From the above, the aluminum alloy extruded tube for heat exchanger of the present invention does not melt the outer surface at the time of brazing, so that the strength is high even if the wall thickness is thin.

In the aluminum alloy extrusion tube for a heat exchanger of the present invention, the Zn-free fluoride-based flux powder contained in the coating film is an oxide film on the surface of the Al—Si alloy brazed powder and oxidation of the outer surface of the tube during brazing. By breaking the film first, brazing is possible immediately after the Al—Si alloy powder is melted.

In the aluminum alloy extruded tube for heat exchanger of the present invention, during brazing, the sprayed Zn diffuses from the outer surface of the tube body to the deep part to form a sacrificial layer, and the tube itself exhibits a sacrificial anticorrosion effect. At the same time, Zn concentration in the molten brazing is reduced, and it has excellent corrosion resistance.

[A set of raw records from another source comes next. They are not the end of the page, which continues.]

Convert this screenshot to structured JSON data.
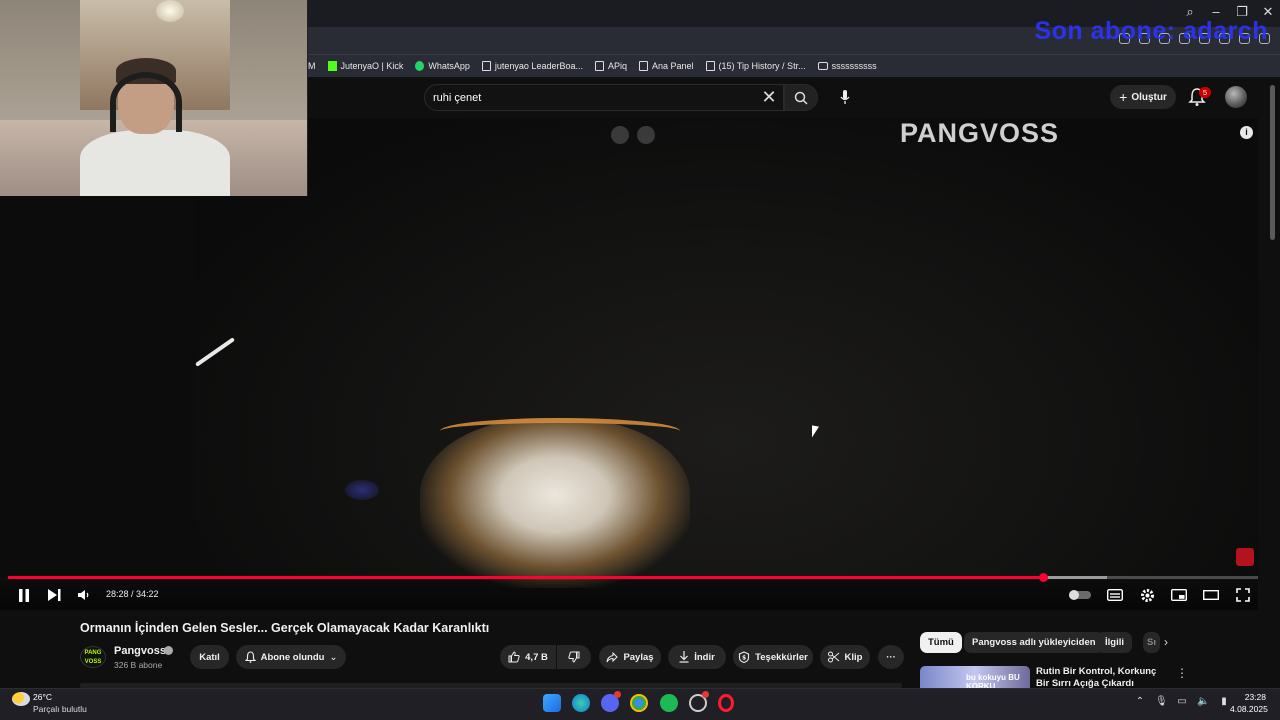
{
  "window": {
    "controls": [
      "⌕",
      "–",
      "❐",
      "✕"
    ]
  },
  "overlay": {
    "text": "Son abone: adarch"
  },
  "bookmarks": [
    {
      "label": "M",
      "icon": "none"
    },
    {
      "label": "JutenyaO | Kick",
      "icon": "kick-icon"
    },
    {
      "label": "WhatsApp",
      "icon": "whatsapp-icon"
    },
    {
      "label": "jutenyao LeaderBoa...",
      "icon": "page-icon"
    },
    {
      "label": "APiq",
      "icon": "page-icon"
    },
    {
      "label": "Ana Panel",
      "icon": "page-icon"
    },
    {
      "label": "(15) Tip History / Str...",
      "icon": "page-icon"
    },
    {
      "label": "ssssssssss",
      "icon": "folder-icon"
    }
  ],
  "youtube": {
    "search_value": "ruhi çenet",
    "create_label": "Oluştur",
    "notification_count": "5"
  },
  "video": {
    "watermark": "PANGVOSS",
    "current_time": "28:28",
    "duration": "34:22",
    "time_display": "28:28 / 34:22",
    "progress_fraction": 0.828,
    "title": "Ormanın İçinden Gelen Sesler... Gerçek Olamayacak Kadar Karanlıktı"
  },
  "channel": {
    "avatar_text": "PANG VOSS",
    "name": "Pangvoss",
    "subscribers": "326 B abone",
    "join_label": "Katıl",
    "subscribed_label": "Abone olundu"
  },
  "actions": {
    "likes": "4,7 B",
    "share": "Paylaş",
    "download": "İndir",
    "thanks": "Teşekkürler",
    "clip": "Klip"
  },
  "chips": [
    {
      "label": "Tümü",
      "selected": true
    },
    {
      "label": "Pangvoss adlı yükleyiciden",
      "selected": false
    },
    {
      "label": "İlgili",
      "selected": false
    },
    {
      "label": "Sı",
      "selected": false
    }
  ],
  "recommendation": {
    "thumb_text": "bu kokuyu BU KORKU",
    "title": "Rutin Bir Kontrol, Korkunç Bir Sırrı Açığa Çıkardı"
  },
  "taskbar": {
    "temperature": "26°C",
    "weather": "Parçalı bulutlu",
    "time": "23:28",
    "date": "4.08.2025"
  },
  "colors": {
    "accent": "#ff0033",
    "overlay_text": "#2a34ff",
    "background": "#0f0f0f"
  }
}
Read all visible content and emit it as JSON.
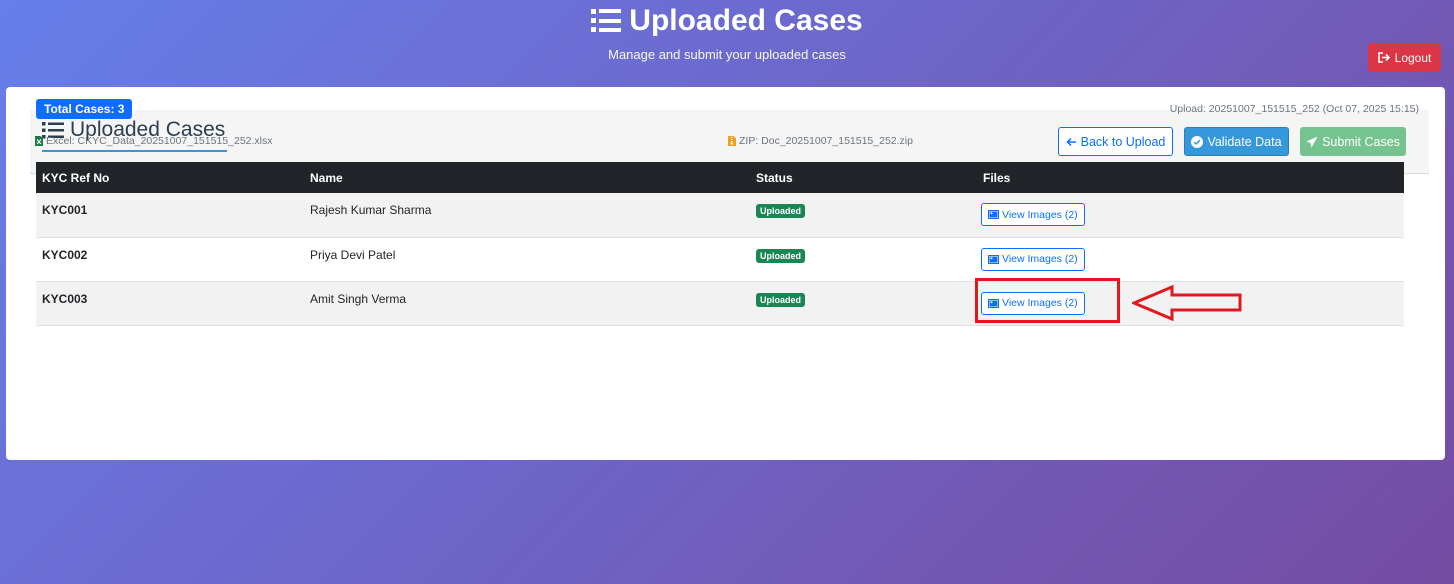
{
  "header": {
    "title": "Uploaded Cases",
    "subtitle": "Manage and submit your uploaded cases",
    "logout_label": "Logout"
  },
  "card": {
    "title": "Uploaded Cases",
    "buttons": {
      "back_label": "Back to Upload",
      "validate_label": "Validate Data",
      "submit_label": "Submit Cases"
    },
    "total_cases": "Total Cases: 3",
    "upload_info": "Upload: 20251007_151515_252 (Oct 07, 2025 15:15)",
    "excel_file": "Excel: CKYC_Data_20251007_151515_252.xlsx",
    "zip_file": "ZIP: Doc_20251007_151515_252.zip"
  },
  "table": {
    "headers": [
      "KYC Ref No",
      "Name",
      "Status",
      "Files"
    ],
    "rows": [
      {
        "ref": "KYC001",
        "name": "Rajesh Kumar Sharma",
        "status": "Uploaded",
        "files": "View Images (2)"
      },
      {
        "ref": "KYC002",
        "name": "Priya Devi Patel",
        "status": "Uploaded",
        "files": "View Images (2)"
      },
      {
        "ref": "KYC003",
        "name": "Amit Singh Verma",
        "status": "Uploaded",
        "files": "View Images (2)"
      }
    ]
  },
  "colors": {
    "primary": "#0d6efd",
    "danger": "#dc3545",
    "success": "#198754",
    "annotation": "#e0191f"
  },
  "icons": {
    "title": "list-icon",
    "logout": "sign-out-icon",
    "back": "arrow-left-icon",
    "validate": "check-circle-icon",
    "submit": "paper-plane-icon",
    "excel": "excel-file-icon",
    "zip": "zip-file-icon",
    "view": "image-icon"
  }
}
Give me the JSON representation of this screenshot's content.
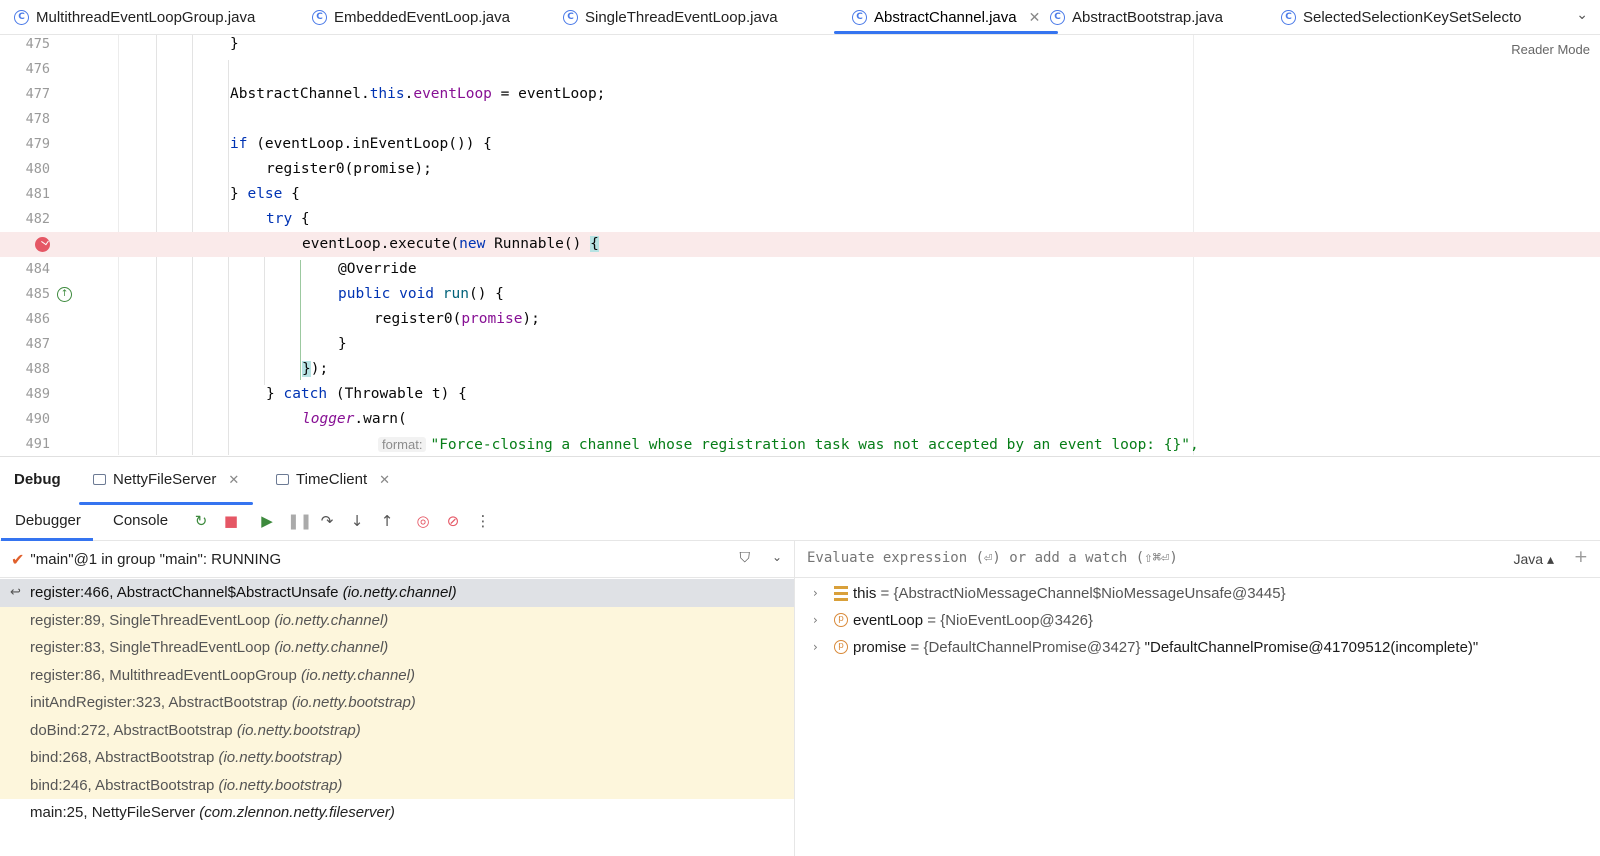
{
  "editor_tabs": [
    {
      "label": "MultithreadEventLoopGroup.java"
    },
    {
      "label": "EmbeddedEventLoop.java"
    },
    {
      "label": "SingleThreadEventLoop.java"
    },
    {
      "label": "AbstractChannel.java"
    },
    {
      "label": "AbstractBootstrap.java"
    },
    {
      "label": "SelectedSelectionKeySetSelecto"
    }
  ],
  "active_tab": "AbstractChannel.java",
  "reader_mode": "Reader Mode",
  "code_lines": [
    {
      "ln": "475",
      "text": "}"
    },
    {
      "ln": "476",
      "text": ""
    },
    {
      "ln": "477",
      "text": "AbstractChannel.this.eventLoop = eventLoop;"
    },
    {
      "ln": "478",
      "text": ""
    },
    {
      "ln": "479",
      "text": "if (eventLoop.inEventLoop()) {"
    },
    {
      "ln": "480",
      "text": "register0(promise);"
    },
    {
      "ln": "481",
      "text": "} else {"
    },
    {
      "ln": "482",
      "text": "try {"
    },
    {
      "ln": "",
      "text": "eventLoop.execute(new Runnable() {"
    },
    {
      "ln": "484",
      "text": "@Override"
    },
    {
      "ln": "485",
      "text": "public void run() {"
    },
    {
      "ln": "486",
      "text": "register0(promise);"
    },
    {
      "ln": "487",
      "text": "}"
    },
    {
      "ln": "488",
      "text": "});"
    },
    {
      "ln": "489",
      "text": "} catch (Throwable t) {"
    },
    {
      "ln": "490",
      "text": "logger.warn("
    },
    {
      "ln": "491",
      "text": "\"Force-closing a channel whose registration task was not accepted by an event loop: {}\","
    }
  ],
  "param_hint": "format:",
  "debug": {
    "title": "Debug",
    "sessions": [
      {
        "label": "NettyFileServer"
      },
      {
        "label": "TimeClient"
      }
    ],
    "tabs": {
      "debugger": "Debugger",
      "console": "Console"
    },
    "thread": "\"main\"@1 in group \"main\": RUNNING",
    "frames": [
      {
        "method": "register:466, AbstractChannel$AbstractUnsafe",
        "pkg": "(io.netty.channel)"
      },
      {
        "method": "register:89, SingleThreadEventLoop",
        "pkg": "(io.netty.channel)"
      },
      {
        "method": "register:83, SingleThreadEventLoop",
        "pkg": "(io.netty.channel)"
      },
      {
        "method": "register:86, MultithreadEventLoopGroup",
        "pkg": "(io.netty.channel)"
      },
      {
        "method": "initAndRegister:323, AbstractBootstrap",
        "pkg": "(io.netty.bootstrap)"
      },
      {
        "method": "doBind:272, AbstractBootstrap",
        "pkg": "(io.netty.bootstrap)"
      },
      {
        "method": "bind:268, AbstractBootstrap",
        "pkg": "(io.netty.bootstrap)"
      },
      {
        "method": "bind:246, AbstractBootstrap",
        "pkg": "(io.netty.bootstrap)"
      },
      {
        "method": "main:25, NettyFileServer",
        "pkg": "(com.zlennon.netty.fileserver)"
      }
    ],
    "eval_placeholder": "Evaluate expression (⏎) or add a watch (⇧⌘⏎)",
    "language": "Java",
    "variables": [
      {
        "name": "this",
        "eq": " = ",
        "value": "{AbstractNioMessageChannel$NioMessageUnsafe@3445}",
        "extra": ""
      },
      {
        "name": "eventLoop",
        "eq": " = ",
        "value": "{NioEventLoop@3426}",
        "extra": ""
      },
      {
        "name": "promise",
        "eq": " = ",
        "value": "{DefaultChannelPromise@3427}",
        "extra": " \"DefaultChannelPromise@41709512(incomplete)\""
      }
    ]
  }
}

Further, in the case of a heat exchanger obtained by brazing a tube containing pure Zn powder or the like in a coating film, Zn in the molten brazing is concentrated at the time of fillet formation, and the potential of the fillet becomes the lowest. In this case, when the heat exchanger is exposed to a corrosive environment, the fillet portion is corroded fastest, so that the fillet disappears and the fins fall off from the tube. As a result, the heat exchange performance is greatly deteriorated, and further, the anticorrosion action of the tube by the fins is lost, so that the tube is likely to penetrate at an early stage.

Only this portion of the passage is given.